Testing new cocktail recipes isn’t nearly as exciting as it sounds. Especially considering that I tend to recipe test in the morning. The last thing I want/need to be doing is drinking alone at 9am. What might seem like an entertaining day at the office can quickly transform into me drooling on the living room floor in front of Family Feud reruns. [Side note: I’ve been watching Family Feud since the Ray Combs days, and I have to say Steve Harvey tops my list of hosts – yes, including Richard Dawson. Don’t even get me started on Louie Anderson.]

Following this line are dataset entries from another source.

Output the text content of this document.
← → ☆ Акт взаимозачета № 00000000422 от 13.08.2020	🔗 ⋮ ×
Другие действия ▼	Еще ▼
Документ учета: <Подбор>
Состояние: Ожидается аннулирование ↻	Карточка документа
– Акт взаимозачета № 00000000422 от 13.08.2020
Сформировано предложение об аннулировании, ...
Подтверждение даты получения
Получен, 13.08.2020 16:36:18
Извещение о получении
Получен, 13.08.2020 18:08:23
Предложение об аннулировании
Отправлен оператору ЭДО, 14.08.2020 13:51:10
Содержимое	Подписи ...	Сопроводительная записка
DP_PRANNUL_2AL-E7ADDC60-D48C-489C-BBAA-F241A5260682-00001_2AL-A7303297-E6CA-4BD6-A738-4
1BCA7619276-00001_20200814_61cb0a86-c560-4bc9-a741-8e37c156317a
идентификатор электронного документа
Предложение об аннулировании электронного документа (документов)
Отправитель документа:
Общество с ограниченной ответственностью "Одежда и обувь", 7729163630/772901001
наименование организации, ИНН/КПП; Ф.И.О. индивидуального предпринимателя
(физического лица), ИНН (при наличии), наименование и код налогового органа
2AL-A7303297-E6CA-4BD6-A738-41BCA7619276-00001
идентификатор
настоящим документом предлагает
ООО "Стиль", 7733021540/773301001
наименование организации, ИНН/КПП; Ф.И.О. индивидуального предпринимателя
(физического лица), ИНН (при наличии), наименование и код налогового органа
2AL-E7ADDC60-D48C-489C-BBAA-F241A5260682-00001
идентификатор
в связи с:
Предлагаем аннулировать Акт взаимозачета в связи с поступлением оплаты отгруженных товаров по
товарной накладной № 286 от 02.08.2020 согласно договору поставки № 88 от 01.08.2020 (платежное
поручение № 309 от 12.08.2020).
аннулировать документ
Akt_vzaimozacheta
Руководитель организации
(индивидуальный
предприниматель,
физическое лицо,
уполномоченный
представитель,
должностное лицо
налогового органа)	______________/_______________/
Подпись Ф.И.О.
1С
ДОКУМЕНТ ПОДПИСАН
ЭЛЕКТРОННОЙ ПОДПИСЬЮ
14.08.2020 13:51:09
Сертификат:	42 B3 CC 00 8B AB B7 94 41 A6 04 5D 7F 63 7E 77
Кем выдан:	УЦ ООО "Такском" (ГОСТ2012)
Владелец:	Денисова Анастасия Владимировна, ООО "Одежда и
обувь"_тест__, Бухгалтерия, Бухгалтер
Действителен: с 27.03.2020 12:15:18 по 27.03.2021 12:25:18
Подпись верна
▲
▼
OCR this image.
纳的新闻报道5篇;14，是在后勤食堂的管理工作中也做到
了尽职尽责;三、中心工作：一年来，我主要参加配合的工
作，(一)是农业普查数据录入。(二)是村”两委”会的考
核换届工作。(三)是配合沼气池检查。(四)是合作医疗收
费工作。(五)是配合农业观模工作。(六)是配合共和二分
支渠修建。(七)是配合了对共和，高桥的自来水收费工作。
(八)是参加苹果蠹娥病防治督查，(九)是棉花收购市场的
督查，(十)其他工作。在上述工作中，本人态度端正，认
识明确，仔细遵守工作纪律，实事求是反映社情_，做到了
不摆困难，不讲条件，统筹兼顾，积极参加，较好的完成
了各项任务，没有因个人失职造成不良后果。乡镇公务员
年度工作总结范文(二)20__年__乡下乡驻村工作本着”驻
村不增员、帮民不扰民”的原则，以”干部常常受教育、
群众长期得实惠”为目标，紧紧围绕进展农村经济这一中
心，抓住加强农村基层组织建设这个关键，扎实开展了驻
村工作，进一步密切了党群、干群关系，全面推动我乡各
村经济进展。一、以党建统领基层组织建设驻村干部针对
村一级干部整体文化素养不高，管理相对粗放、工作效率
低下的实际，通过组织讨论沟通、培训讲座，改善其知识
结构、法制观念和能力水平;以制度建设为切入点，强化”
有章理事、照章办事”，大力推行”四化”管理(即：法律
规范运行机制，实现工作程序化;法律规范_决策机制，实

That said, it’s inevitable that after a while my palate begins to tire. Whether it’s the acid, the sugar, or ultimately the alcohol, I often don’t trust my tastebuds by the end of the day. Audrey to the rescue!! Not only does she have a remarkably discerning palate, but she happily welcomes a freshly shaken beverage after work – a luxury I had to live without during her pregnancy. No bueno! So, when I handed her my latest concoction, and she promptly declared it one of the best cocktails she’s had in years, I took notice.
The star of the drink is certainly the St. George Green Chile Vodka. Each sip contains an insane amount of vibrant green chile flavor. Super compelling stuff!! For this reason, I wanted to pair with simple flavors that would keep the chile as the star, but subtly complement in their own way. Lately, we’ve been making a ton of dishes from Plenty, where mint and cilantro are often used in combination. Unfortunately, mixing herbs is less common in cocktails, yet thankfully was just what this recipe needed. I hope you give it a try, and at very least pickup a bottle of green chile vodka. It would probably make for a mean bloody mary. Just saying . . .
- Add the mint and cilantro into the bottom of a mixing glass, top with the pineapple gum syrup, and gently muddle.
- Add the lime juice and vodka.
- Fill the mixing glass with ice, top with a shaking tin and shake vigorously for a full 10 seconds.
- Strain into a chilled coupe glass and serve (double strain if you want to remove any tiny bits of herbs).